I accept the court's reasoning at face value. That analysis is missing an important point, however. And it's the point the court misses that will protect your clients from a similar fate. Under an Oregon statute, if a fact is a Blakely fact, as the court unambiguously says a finding of separate criminal episodes is, then the state must give notice of that fact within 60 days of arraignment on the indictment. If they don't, the question cannot be submitted to the jury. Thus, while a jury may have found separate criminal episodes if the issue was submitted to them, because the issue is a Blakely/Apprendi issue, it could not have been submitted to the jury at all absent sufficient notice. In my experience, prosecutors -- except those in Marion County -- rarely give satisfactory notice of an intent to prove separate criminal episodes.

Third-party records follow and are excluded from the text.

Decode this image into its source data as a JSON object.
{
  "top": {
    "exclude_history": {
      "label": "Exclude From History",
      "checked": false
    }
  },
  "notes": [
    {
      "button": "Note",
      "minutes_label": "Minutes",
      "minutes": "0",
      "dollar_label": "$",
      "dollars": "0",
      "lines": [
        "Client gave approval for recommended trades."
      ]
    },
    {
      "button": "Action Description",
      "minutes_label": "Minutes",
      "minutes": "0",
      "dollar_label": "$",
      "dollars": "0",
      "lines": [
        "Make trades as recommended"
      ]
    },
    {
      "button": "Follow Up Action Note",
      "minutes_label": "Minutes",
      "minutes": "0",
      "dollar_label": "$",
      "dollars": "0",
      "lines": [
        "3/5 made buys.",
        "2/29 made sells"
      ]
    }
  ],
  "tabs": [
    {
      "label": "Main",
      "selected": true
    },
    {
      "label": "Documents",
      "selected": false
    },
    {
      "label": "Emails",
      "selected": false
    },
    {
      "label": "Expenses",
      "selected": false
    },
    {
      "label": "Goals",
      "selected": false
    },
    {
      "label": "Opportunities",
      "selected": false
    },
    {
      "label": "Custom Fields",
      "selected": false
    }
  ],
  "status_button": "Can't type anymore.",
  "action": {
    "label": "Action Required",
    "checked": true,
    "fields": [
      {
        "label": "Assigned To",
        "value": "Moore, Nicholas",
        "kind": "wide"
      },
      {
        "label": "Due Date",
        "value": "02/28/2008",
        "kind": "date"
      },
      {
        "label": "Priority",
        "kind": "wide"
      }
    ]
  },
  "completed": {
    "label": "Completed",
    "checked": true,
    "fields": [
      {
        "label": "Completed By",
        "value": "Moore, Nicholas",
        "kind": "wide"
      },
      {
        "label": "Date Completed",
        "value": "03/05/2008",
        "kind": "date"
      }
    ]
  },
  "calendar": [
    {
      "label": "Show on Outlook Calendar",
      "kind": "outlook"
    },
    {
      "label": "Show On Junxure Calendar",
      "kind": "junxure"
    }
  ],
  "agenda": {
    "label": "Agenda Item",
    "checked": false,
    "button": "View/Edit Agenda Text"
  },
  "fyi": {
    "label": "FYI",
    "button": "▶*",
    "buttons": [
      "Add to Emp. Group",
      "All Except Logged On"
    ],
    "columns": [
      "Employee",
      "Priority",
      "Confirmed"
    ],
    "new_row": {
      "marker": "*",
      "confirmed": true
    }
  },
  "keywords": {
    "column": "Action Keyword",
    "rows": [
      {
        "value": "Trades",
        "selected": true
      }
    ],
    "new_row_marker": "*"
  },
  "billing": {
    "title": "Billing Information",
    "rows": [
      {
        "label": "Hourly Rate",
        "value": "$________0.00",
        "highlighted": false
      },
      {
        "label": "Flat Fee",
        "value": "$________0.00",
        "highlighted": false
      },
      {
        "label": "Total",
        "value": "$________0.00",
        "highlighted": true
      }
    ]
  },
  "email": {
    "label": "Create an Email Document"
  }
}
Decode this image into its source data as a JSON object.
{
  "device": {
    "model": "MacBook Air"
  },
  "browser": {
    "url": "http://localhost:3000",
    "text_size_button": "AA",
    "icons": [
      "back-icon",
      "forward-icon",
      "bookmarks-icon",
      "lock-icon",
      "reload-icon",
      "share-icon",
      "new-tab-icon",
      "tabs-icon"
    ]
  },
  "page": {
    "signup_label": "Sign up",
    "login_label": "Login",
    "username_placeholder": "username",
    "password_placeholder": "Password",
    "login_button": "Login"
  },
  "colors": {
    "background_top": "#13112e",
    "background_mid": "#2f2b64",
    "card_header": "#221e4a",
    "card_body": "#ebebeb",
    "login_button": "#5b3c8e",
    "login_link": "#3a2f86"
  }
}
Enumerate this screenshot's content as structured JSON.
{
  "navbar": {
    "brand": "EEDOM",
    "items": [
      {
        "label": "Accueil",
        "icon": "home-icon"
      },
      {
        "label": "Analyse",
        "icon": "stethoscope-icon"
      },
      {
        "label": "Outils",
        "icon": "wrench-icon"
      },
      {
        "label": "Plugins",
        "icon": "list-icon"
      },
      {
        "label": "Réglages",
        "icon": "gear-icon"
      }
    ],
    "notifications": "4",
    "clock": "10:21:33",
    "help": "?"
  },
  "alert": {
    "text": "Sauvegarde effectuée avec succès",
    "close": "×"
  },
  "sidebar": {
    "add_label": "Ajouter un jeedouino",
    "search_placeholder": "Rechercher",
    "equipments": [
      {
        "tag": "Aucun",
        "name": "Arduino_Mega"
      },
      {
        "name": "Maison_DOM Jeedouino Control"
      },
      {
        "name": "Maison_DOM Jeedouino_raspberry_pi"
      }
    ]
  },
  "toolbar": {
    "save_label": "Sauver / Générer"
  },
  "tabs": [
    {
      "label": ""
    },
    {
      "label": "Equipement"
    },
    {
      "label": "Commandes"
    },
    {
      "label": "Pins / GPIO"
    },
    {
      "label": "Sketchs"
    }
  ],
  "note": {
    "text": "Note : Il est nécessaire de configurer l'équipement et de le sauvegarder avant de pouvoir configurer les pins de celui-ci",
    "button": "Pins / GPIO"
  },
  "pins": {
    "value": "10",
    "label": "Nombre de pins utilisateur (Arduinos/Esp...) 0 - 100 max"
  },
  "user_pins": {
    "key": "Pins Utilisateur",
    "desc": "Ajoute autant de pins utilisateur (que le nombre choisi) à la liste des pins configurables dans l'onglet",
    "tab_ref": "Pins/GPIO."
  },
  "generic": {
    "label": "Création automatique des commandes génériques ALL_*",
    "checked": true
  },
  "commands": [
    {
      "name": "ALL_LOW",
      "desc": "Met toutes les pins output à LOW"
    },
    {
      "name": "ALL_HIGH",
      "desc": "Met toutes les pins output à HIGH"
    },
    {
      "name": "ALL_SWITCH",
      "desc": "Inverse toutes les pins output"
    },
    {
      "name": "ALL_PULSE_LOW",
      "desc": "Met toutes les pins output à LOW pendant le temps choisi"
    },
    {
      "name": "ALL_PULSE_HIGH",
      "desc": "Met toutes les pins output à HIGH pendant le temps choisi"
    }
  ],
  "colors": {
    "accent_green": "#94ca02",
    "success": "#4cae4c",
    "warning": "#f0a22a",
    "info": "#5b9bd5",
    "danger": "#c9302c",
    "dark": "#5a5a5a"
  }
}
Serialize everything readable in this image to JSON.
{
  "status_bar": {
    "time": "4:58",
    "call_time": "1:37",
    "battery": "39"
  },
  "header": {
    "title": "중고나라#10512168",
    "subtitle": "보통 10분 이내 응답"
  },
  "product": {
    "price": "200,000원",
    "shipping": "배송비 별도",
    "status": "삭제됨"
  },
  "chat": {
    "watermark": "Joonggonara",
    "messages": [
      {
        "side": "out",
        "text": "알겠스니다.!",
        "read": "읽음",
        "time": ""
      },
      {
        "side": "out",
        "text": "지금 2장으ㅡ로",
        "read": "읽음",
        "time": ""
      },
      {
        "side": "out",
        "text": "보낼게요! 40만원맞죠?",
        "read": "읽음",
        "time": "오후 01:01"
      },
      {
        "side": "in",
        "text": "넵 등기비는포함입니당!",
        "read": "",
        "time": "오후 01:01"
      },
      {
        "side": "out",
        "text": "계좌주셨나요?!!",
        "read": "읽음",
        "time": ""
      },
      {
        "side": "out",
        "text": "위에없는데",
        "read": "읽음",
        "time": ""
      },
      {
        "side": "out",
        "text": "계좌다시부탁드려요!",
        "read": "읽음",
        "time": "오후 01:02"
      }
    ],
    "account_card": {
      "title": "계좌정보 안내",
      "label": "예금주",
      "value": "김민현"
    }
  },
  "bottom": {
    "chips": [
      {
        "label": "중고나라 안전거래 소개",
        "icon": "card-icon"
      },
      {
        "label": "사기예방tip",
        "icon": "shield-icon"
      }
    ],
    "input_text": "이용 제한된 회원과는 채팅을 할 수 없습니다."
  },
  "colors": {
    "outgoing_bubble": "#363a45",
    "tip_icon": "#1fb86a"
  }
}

In sum, if you have a sex case that alleges ten Sex Abuse IIs involving the same victim over the same ten month period, and the state hasn't given notice of an intent to prove separate criminal episodes to the jury, then not only should you object to the trial court making such a finding (under the US Constitution), but you should note that no one gets to make that finding because of the relevant Oregon statute. When you win that argument, your hypothetical client -- who started as an I on the grid -- stays an I for all counts, and therefore does not face prison. Not a bad result for just understanding sentencing issues better than anyone else in the courtroom.